Рысцой пробежал куда-то писарь с бумагами. Жизнь отсюда ушла. Буров вспомнил, как он ругался здесь с Шульгиным из-за комнат, и ему показалось, что это было так давно. Тогда еще и Ленин был за границей, и товарищи не собрались из Сибири.
А может, и сейчас думский комитет собирается здесь, в далеких комнатах, и втихомолку зреют здесь измена и заговор.
На трамвайное кольцо к Смольному приходили переполненные вагоны. Люди говорливой вереницей шли к ограде. Шумно было в бесконечных коридорах. Жизнь страны была здесь, да, здесь, несмотря ни на что, — на разгром «Правды», насилия, угрозы врага, на то, что уже не было больше двоевластия — счастливого пути истории, который мог привести к тому, что бескровно господство в стране перейдет к народу. Теперь не могло быть мира.
На лестницах, на переходах — повсюду люди. Все заводы и фронты отныне притягивал к себе Смольный. Если бы не он, то и не бывать в столице многим, очень многим из этих людей в шинелях.
Прошли дни затишья после июля. Победа врага оказалась призрачной.
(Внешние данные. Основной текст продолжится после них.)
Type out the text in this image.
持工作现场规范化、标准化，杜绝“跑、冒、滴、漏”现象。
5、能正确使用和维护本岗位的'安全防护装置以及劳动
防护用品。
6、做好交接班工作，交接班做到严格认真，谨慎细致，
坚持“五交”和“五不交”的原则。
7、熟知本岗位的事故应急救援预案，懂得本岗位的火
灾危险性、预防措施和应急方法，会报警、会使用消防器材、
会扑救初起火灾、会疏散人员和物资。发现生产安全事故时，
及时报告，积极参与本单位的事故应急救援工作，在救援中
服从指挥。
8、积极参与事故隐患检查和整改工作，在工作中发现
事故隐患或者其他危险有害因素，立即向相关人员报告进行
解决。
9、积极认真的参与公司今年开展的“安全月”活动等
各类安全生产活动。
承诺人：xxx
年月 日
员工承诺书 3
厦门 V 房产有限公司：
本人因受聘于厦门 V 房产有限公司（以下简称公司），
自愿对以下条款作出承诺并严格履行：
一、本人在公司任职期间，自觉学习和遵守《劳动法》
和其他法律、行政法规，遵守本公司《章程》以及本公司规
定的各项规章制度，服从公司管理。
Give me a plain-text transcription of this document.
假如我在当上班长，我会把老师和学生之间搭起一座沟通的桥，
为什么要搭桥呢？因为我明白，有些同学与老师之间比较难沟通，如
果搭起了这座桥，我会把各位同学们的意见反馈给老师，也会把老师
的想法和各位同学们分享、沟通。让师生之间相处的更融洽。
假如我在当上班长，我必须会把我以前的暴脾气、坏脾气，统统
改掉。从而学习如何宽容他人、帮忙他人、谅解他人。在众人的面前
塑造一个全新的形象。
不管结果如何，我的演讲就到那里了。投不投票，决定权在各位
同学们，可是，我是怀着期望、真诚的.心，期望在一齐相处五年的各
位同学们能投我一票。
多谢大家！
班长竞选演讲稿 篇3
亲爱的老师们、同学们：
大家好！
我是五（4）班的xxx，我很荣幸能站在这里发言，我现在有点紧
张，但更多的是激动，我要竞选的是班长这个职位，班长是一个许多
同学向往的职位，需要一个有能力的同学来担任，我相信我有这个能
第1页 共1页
С каждым днем все больше устремляется сюда делегатов в шинелях. Полки и армии идут по этим длинным коридорам в новый штаб страны.
— Товарищи, как тут попасть к большевикам?
Бурову всегда казалось, что он может сразу отличить путиловцев от семянниковцев. Были неуловимые для другого, но отчетливые для него, старого питерского рабочего, признаки в одежде, в разговоре. У путиловца редко увидишь фуражку блином — все больше кепки или полуморской картуз. У обуховцев еще многие щеголяют в блинах прошлого века или маленькой шапочке с проломом, похожей на пирожок с завернутым сверху тестом. Таких шапочек теперь и в продаже нет, — порыжевшие от времени, они переходят по наследству. Почему-то к ним особенно привержены кузнецы.